Twinkling jewels of dew touched more than just a few,

and sparkled as diamonds would when touched, when kissed by the sun,

and the lovers came to know gently each the other that waking day;

for wrapped in a summer’s heat for the first time as they naked lay,

 

wrapped in the heat of a growing lust for each the other then knew,

wrapped in a soft love that spiked and pierced the soul.

And a gallant beauty of a farmer’s daughter that day was set to foal,

from the rapt love, the two lovers that day did share.

Then, as they lay in the hotness of summer, amid the power of a torrid lust;

each pledged the other their lives would from that day forward forever share,

 

for each the other had grown amid a mounting trust,

a love of which came first and did forever last from that day most fair.

And other the years from their love five children lept,

while, always, each lover near the other, the pair was at all times close kept.

Until years had passed, and they were both grown old and gray.

The farmer’s gentle, virgin-daughter and the once, lonely rover,

 

who, together, had lain one summer’s hazy day surrounded by the soft and      yielding clover

while watched over, they were, by ten thousand waving, laughing clowns.

Waving summer clowns, and each had, from the others, all worn different         colored crowns.

The lovers were one day by grown children found; their arms entwined in death  fast asleep.

In gentle passing their pledges to never leave, the other did each keep.

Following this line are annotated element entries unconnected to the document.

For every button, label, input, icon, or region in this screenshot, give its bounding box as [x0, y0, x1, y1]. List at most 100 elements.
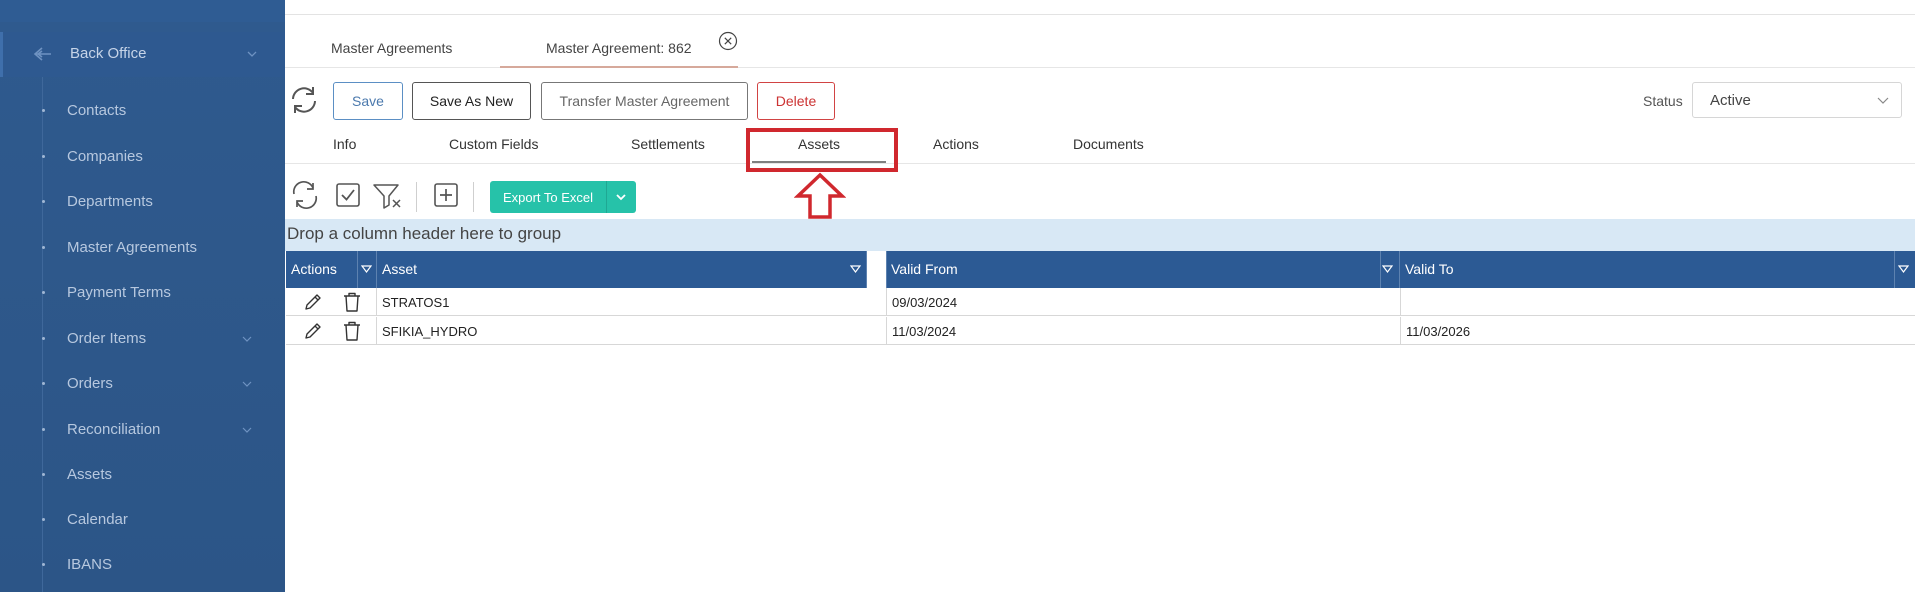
sidebar-item-label: Contacts [67, 102, 127, 119]
cell-text: 09/03/2024 [892, 295, 958, 310]
filter-icon[interactable] [850, 265, 861, 274]
sidebar-item-label: Orders [67, 375, 113, 392]
bullet-icon [42, 382, 45, 385]
bullet-icon [42, 337, 45, 340]
export-label: Export To Excel [502, 189, 594, 205]
sidebar-section-label: Back Office [70, 45, 147, 62]
save-button[interactable]: Save [333, 82, 403, 120]
sidebar-item-order-items[interactable]: Order Items [0, 322, 285, 356]
tab-info[interactable]: Info [333, 136, 356, 152]
pencil-icon[interactable] [302, 291, 324, 313]
status-dropdown[interactable]: Active [1692, 82, 1902, 118]
sidebar-item-label: Calendar [67, 511, 128, 528]
sidebar-item-calendar[interactable]: Calendar [0, 503, 285, 537]
column-divider [1399, 251, 1400, 288]
refresh-icon[interactable] [288, 84, 320, 116]
cell-asset: STRATOS1 [376, 288, 886, 316]
column-header-asset[interactable]: Asset [376, 251, 867, 288]
column-divider [376, 251, 377, 288]
sidebar-item-contacts[interactable]: Contacts [0, 94, 285, 128]
refresh-icon[interactable] [290, 180, 320, 210]
column-header-actions[interactable]: Actions [286, 251, 357, 288]
sidebar-item-orders[interactable]: Orders [0, 367, 285, 401]
status-label: Status [1643, 93, 1683, 109]
trash-icon[interactable] [342, 291, 362, 313]
column-header-label: Actions [291, 261, 337, 277]
sidebar-item-label: Payment Terms [67, 284, 171, 301]
cell-asset: SFIKIA_HYDRO [376, 317, 886, 345]
sidebar-item-reconciliation[interactable]: Reconciliation [0, 413, 285, 447]
sidebar-item-master-agreements[interactable]: Master Agreements [0, 231, 285, 265]
split-divider [606, 181, 607, 213]
bullet-icon [42, 428, 45, 431]
export-to-excel-button[interactable]: Export To Excel [490, 181, 636, 213]
sidebar: Back Office Contacts Companies Departmen… [0, 0, 285, 592]
active-tab-indicator [500, 66, 738, 68]
tab-documents[interactable]: Documents [1073, 136, 1144, 152]
top-bar [285, 0, 1915, 15]
column-header-valid-to[interactable]: Valid To [1400, 251, 1915, 288]
tab-actions[interactable]: Actions [933, 136, 979, 152]
sidebar-item-companies[interactable]: Companies [0, 140, 285, 174]
chevron-down-icon[interactable] [614, 192, 628, 202]
add-icon[interactable] [431, 180, 461, 210]
sidebar-item-label: Departments [67, 193, 153, 210]
transfer-master-agreement-button[interactable]: Transfer Master Agreement [541, 82, 748, 120]
tab-custom-fields[interactable]: Custom Fields [449, 136, 538, 152]
table-row[interactable]: STRATOS1 09/03/2024 [286, 288, 1915, 316]
bullet-icon [42, 563, 45, 566]
toolbar-separator [473, 182, 474, 212]
cell-valid-to: 11/03/2026 [1400, 317, 1915, 345]
column-divider [886, 251, 887, 288]
sidebar-item-departments[interactable]: Departments [0, 185, 285, 219]
cell-valid-from: 11/03/2024 [886, 317, 1400, 345]
table-row[interactable]: SFIKIA_HYDRO 11/03/2024 11/03/2026 [286, 317, 1915, 345]
trash-icon[interactable] [342, 320, 362, 342]
pencil-icon[interactable] [302, 320, 324, 342]
sidebar-item-label: Companies [67, 148, 143, 165]
sidebar-item-label: Master Agreements [67, 239, 198, 256]
save-as-new-button[interactable]: Save As New [412, 82, 531, 120]
toolbar-separator [416, 182, 417, 212]
bullet-icon [42, 473, 45, 476]
group-hint: Drop a column header here to group [287, 224, 562, 243]
chevron-down-icon [242, 336, 252, 342]
group-drop-zone[interactable]: Drop a column header here to group [285, 219, 1915, 251]
chevron-down-icon [247, 51, 257, 57]
clear-filter-icon[interactable] [372, 180, 404, 210]
cell-text: STRATOS1 [382, 295, 450, 310]
column-divider [1380, 251, 1381, 288]
cell-text: SFIKIA_HYDRO [382, 324, 478, 339]
column-header-valid-from[interactable]: Valid From [887, 251, 1399, 288]
sidebar-item-label: Assets [67, 466, 113, 483]
close-icon[interactable] [718, 31, 738, 51]
sub-tabs-divider [285, 163, 1915, 164]
bullet-icon [42, 200, 45, 203]
chevron-down-icon [1877, 97, 1889, 104]
tab-master-agreements[interactable]: Master Agreements [331, 40, 452, 56]
filter-icon[interactable] [1382, 265, 1393, 274]
filter-icon[interactable] [361, 265, 372, 274]
delete-button[interactable]: Delete [757, 82, 835, 120]
select-all-checkbox-icon[interactable] [333, 180, 363, 210]
tab-master-agreement-862[interactable]: Master Agreement: 862 [546, 40, 692, 56]
column-header-label: Asset [382, 261, 418, 277]
status-value: Active [1710, 92, 1751, 109]
sidebar-section-back-office[interactable]: Back Office [0, 32, 285, 77]
bullet-icon [42, 109, 45, 112]
tab-settlements[interactable]: Settlements [631, 136, 705, 152]
sidebar-item-ibans[interactable]: IBANS [0, 548, 285, 582]
sidebar-item-payment-terms[interactable]: Payment Terms [0, 276, 285, 310]
sidebar-item-assets[interactable]: Assets [0, 458, 285, 492]
filter-icon[interactable] [1898, 265, 1909, 274]
column-filter-actions[interactable] [357, 251, 376, 288]
bullet-icon [42, 246, 45, 249]
column-header-label: Valid From [891, 261, 958, 277]
arrow-up-icon [794, 172, 846, 219]
column-divider [866, 251, 867, 288]
column-divider [357, 251, 358, 288]
sidebar-item-label: Order Items [67, 330, 147, 347]
column-divider [1894, 251, 1895, 288]
bullet-icon [42, 155, 45, 158]
sidebar-item-label: IBANS [67, 556, 113, 573]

And visited they this place together one final time to lay

 

side by side, together at rest beneath the earth on that final day

And the clowns of summer danced while their children stood to pray

Then they lay the lovers in the waiting, loved blessed ground

at the very spot so long before where the two had each the other’s love found,

Their children and close friends stood with flowing tears wetting fresh dug soil,

used then to forever cover the resting pair in peace to stay

 

To rest from many long years of earthly toil

Each aged lover beneath a blanket of soft and fertile soil

And above the graves, the clowns grew tall

from summer to late that fall.

While crowns, atop each stem, nature placed as a cover,

that forever grows, each summer, above each sleeping lover.